La declaración no puede desvincularse del hallazgo, ocurrido la semana pasada, de 35 cadáveres colocados en una transitada vía de Boca del Río, Veracruz, en lo que constituye, hasta ahora, el indicio más verosímil de la presencia y acción de grupos dedicados al exterminio de delincuentes reales o presuntos, y de quienes puedan parecer, a ojos de los asesinos, como indeseables sociales.

Aunque el funcionario federal no haya hecho referencia explícita a ese suceso, y a pesar que no hay pruebas contundentes sobre la existencia de ese tipo de organizaciones, los dichos referidos parecieran un reconocimiento tácito de una perspectiva cuya viabilidad se fortalece, entre otros elementos, con los comunicados en video difundidos a través de Internet por una entidad autodenominada Cártel de Jalisco Nueva Generación-Matazetas, y con acusaciones como las formuladas de manera precipitada –a unas horas de la macabra aparición– por autoridades estatales de que los asesinados de la semana pasada tenían, en su totalidad o en su gran mayoría, vínculos con la delincuencia organizada, en lo que pareció, si no una justificación, al menos un atenuante de la masacre.

Más allá de ese atroz episodio, es difícil explicar la extensión de la violencia y muerte que se registra en el país en el contexto de la guerra contra la delincuencia, a la que suma la presencia de grupos irregulares que operan con el propósito de aniquilar a sectores específicos de la delincuencia, y que son tolerados, alentados o incluso organizados desde alguna instancia del poder público.

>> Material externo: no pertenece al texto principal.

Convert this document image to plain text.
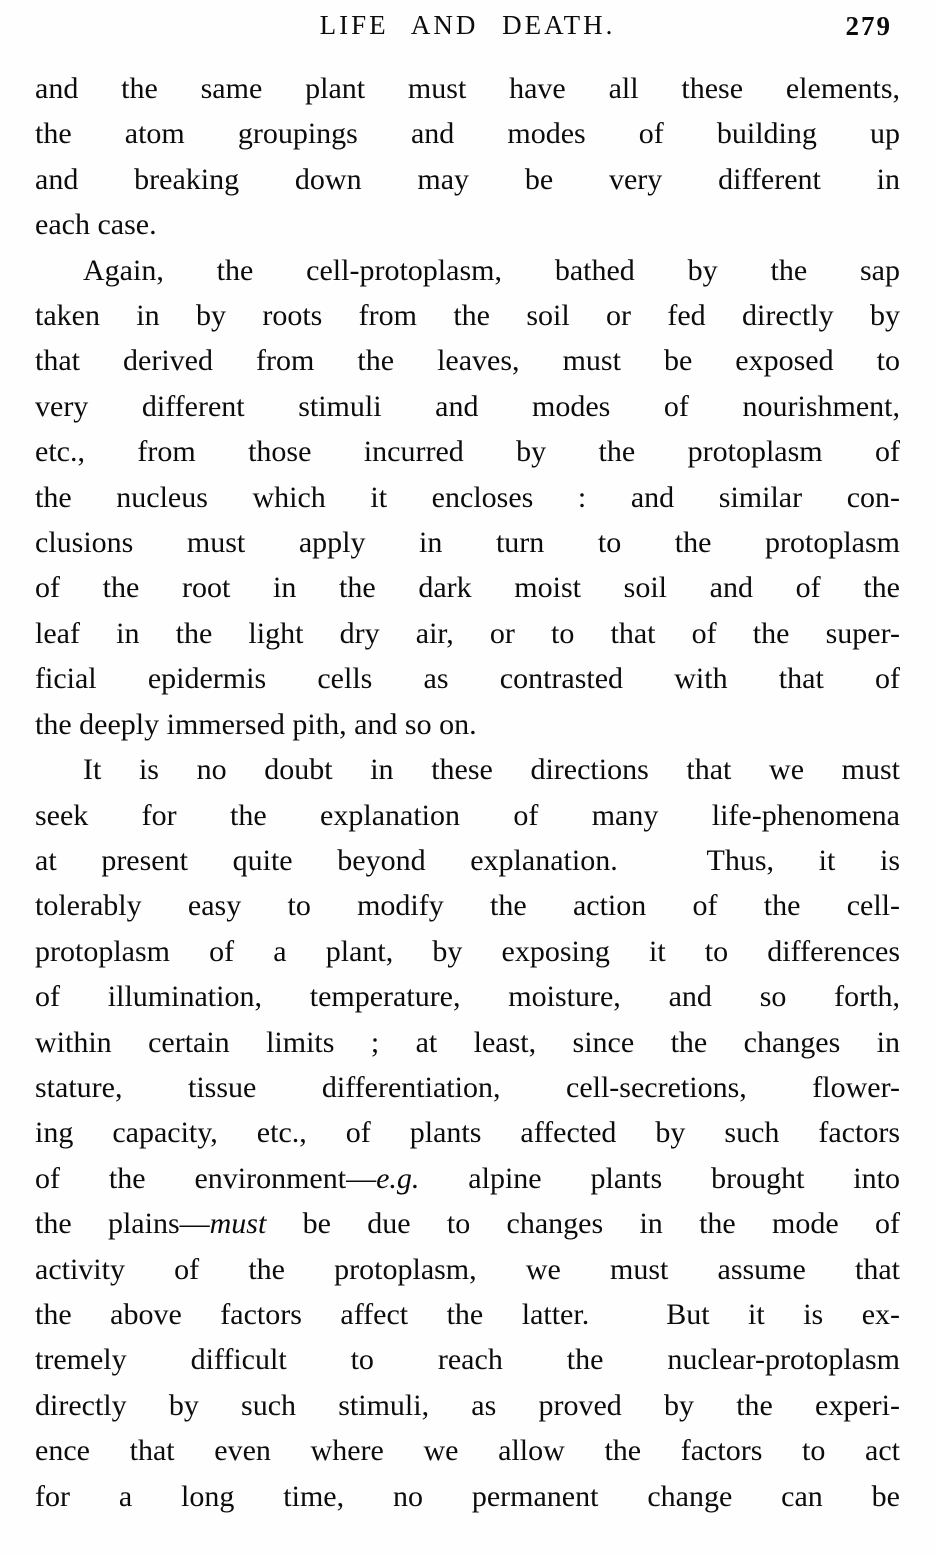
LIFE AND DEATH.	279
and the same plant must have all these elements,
the atom groupings and modes of building up
and breaking down may be very different in
each case.
Again, the cell-protoplasm, bathed by the sap
taken in by roots from the soil or fed directly by
that derived from the leaves, must be exposed to
very different stimuli and modes of nourishment,
etc., from those incurred by the protoplasm of
the nucleus which it encloses : and similar con-
clusions must apply in turn to the protoplasm
of the root in the dark moist soil and of the
leaf in the light dry air, or to that of the super-
ficial epidermis cells as contrasted with that of
the deeply immersed pith, and so on.
It is no doubt in these directions that we must
seek for the explanation of many life-phenomena
at present quite beyond explanation.  Thus, it is
tolerably easy to modify the action of the cell-
protoplasm of a plant, by exposing it to differences
of illumination, temperature, moisture, and so forth,
within certain limits ; at least, since the changes in
stature, tissue differentiation, cell-secretions, flower-
ing capacity, etc., of plants affected by such factors
of the environment—e.g. alpine plants brought into
the plains—must be due to changes in the mode of
activity of the protoplasm, we must assume that
the above factors affect the latter.  But it is ex-
tremely difficult to reach the nuclear-protoplasm
directly by such stimuli, as proved by the experi-
ence that even where we allow the factors to act
for a long time, no permanent change can be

Al respecto, es inevitable recordar el desparpajo con que el alcalde de San Pedro Garza García, Mauricio Fernández, anunció en su momento que cometería diversas acciones al margen de la ley, entre ellas, la constitución de un comando rudo. Otro elemento que hace suponer que en nuestro país se lleva a cabo una estrategia de limpieza social son las recurrentes masacres ocurridas en centros de rehabilitación de adicciones en ciudades como Ciudad Juárez, Durango y Tijuana. Por lo demás, hay diversos indicios de que integrantes de corporaciones oficiales colaboran o han colaborado con la delincuencia para atropellar los derechos básicos de personas en estado de indefensión; un ejemplo de ello es la recientemente descubierta venta de migrantes a los zetas por agentes del Instituto Nacional de Migración.

En el presente contexto nacional de violencia, barbarie y devaluación de la vida humana, la presunción de la existencia de organizaciones paramilitares es alarmante, no sólo por cuanto encierra la pretensión de defender la legalidad violándola y de combatir a la violencia y criminalidad por métodos violentos y delictivos: lo es también porque tales grupos –se sabe desde siempre– tarde o temprano terminan por salirse del control de quienes los alientan, o financian. Es conveniente recordar lo ocurrido en Colombia, donde las organizaciones paramilitares, financiadas, respaldadas y armadas en sus inicios por empresarios, terratenientes y políticos cercanos al poder, como hace poco se documentó el vínculo con el ex presidente Álvaro Uribe, han asesinado a unas 150 mil personas, según datos de la Fiscalía General de la nación andina.

Ante tal circunstancia, declaraciones como las formuladas ayer por Blake resultan insuficientes: se requiere, en cambio, un deslinde profundo e inmediato y una reacción contundente de aquellos estamentos del poder político (federal, estatal o municipal) desde los que pudiesen haber surgido estos grupos. De lo contrario, se corre el riesgo de desvirtuar todavía más la de por sí menguada autoridad del Estado, y de transitar de la pérdida de control territorial por la autoridad a una circunstancia aún más distorsionada: la aceptación inadmisible de una legalidad aplicada por la delincuencia.